Lewis stepped behind her. “Now, move this lever.” He reached around her and touched the lever with his hand. “Go ahead. I’m here if you need me.”

He stood so close the skin on her neck prickled beneath his breath. She moved the lever and watched the branding iron begin its steady process of imprinting the boards. Lewis didn’t step back but remained behind her. He was probably worried something might go wrong. Finally, the last board in the stack passed through and she shut the machine off. She turned, but Lewis had not yet stepped back.

She tried to move away, but he grabbed her arms. “Be careful of the branding iron, remember?”

Of course she remembered. She worked with hot pans every day. Still, his concern touched her. She glanced at him, and it seemed his concern had taken a whole new path.

“Y’all make a good team.” Molly grinned at Charlotte. “Now, can we get on with the picnicking? I’m starved.”

Lewis’s cheeks colored and he released her. “Yes, of course.”

Charlotte hurried to be the first out the door. Her cheeks felt as hot as the branding iron she’d used only minutes before. What was wrong with her? First thinking about Joel Brooks, and now this. But Lewis was only being helpful, wasn’t he?

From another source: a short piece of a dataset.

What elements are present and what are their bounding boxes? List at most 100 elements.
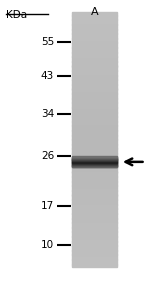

Why didn’t Miss Walker understand that Tessa was only trying to be helpful? She could have delivered the message to the director a lot faster than prim Miss Walker with her perfect-size steps in her perfectly starched shirtwaist.

Tessa opened the ledger and sighed. When Miss Walker told her she’d be recording the box office receipts from the weekend,
she made it sound like she was bestowing a great honor on Tessa. Rows of neat figures probably did thrill someone like Miss Walker, but they didn’t do a thing for Tessa.

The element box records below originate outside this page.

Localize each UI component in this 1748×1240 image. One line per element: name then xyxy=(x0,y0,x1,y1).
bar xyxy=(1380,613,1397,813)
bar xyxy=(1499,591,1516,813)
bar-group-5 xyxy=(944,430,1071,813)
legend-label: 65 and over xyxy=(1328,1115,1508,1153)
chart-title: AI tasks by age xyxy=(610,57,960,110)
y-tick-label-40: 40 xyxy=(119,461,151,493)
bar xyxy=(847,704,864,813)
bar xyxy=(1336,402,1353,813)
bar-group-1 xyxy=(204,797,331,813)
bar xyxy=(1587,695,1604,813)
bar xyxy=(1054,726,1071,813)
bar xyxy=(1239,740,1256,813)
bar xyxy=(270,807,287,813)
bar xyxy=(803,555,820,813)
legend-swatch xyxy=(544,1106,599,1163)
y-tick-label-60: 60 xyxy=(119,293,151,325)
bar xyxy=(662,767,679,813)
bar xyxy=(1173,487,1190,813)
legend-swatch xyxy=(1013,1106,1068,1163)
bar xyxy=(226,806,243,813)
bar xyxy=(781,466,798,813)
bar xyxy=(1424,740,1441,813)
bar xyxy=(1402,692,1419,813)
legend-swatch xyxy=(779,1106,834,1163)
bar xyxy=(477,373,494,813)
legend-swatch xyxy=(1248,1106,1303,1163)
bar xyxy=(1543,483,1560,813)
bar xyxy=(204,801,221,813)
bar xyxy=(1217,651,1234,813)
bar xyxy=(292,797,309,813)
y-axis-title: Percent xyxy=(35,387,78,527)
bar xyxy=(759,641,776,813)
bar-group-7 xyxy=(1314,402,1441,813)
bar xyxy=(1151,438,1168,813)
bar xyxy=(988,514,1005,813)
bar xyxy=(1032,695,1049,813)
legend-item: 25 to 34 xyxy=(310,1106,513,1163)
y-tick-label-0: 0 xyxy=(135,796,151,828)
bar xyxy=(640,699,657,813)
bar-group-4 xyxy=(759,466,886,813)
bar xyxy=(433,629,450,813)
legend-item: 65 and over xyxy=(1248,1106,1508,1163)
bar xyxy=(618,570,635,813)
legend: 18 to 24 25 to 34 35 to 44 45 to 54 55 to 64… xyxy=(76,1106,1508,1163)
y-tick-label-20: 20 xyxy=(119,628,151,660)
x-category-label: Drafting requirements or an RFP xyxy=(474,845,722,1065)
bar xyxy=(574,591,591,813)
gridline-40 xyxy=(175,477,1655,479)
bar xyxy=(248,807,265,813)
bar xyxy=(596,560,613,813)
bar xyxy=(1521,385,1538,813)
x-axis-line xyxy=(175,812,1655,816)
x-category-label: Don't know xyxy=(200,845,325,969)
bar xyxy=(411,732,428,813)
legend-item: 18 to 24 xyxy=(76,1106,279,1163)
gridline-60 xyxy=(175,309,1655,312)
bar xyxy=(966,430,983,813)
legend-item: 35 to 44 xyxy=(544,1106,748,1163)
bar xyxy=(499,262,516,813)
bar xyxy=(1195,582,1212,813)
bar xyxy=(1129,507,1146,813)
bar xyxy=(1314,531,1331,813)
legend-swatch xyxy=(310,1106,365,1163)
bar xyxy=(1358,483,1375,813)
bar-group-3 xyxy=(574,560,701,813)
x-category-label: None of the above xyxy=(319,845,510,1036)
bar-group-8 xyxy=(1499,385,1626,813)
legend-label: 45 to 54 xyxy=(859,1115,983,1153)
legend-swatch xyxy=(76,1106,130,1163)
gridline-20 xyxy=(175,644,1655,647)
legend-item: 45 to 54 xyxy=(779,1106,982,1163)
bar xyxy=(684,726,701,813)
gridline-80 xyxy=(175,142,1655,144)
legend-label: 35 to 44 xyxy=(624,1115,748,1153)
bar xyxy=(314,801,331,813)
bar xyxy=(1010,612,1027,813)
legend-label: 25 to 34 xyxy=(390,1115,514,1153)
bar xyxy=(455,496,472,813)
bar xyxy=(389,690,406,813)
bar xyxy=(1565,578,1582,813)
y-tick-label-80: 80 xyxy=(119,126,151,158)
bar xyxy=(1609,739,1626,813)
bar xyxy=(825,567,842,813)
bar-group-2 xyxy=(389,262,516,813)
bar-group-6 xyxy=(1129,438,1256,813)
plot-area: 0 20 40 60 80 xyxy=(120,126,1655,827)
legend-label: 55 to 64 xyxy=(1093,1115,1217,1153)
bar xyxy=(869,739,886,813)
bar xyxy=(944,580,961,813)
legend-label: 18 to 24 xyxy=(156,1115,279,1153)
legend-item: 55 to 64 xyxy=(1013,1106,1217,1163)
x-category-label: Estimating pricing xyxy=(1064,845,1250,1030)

Oh well, sometimes one had to do the unpleasant jobs to get to the good ones—like getting a part in the production. Tessa glanced at the stack of playbills on the corner of Mr. Jurgenson’s desk.
Rebecca of Sunnybrook Farm
lay on top. The dramatization of the book had appeared here at the Metropolitan Opera House last month. Aunt Sam had taken them all to see the production, and Tessa had fallen in love with the actress’s portrayal of sweet Rebecca.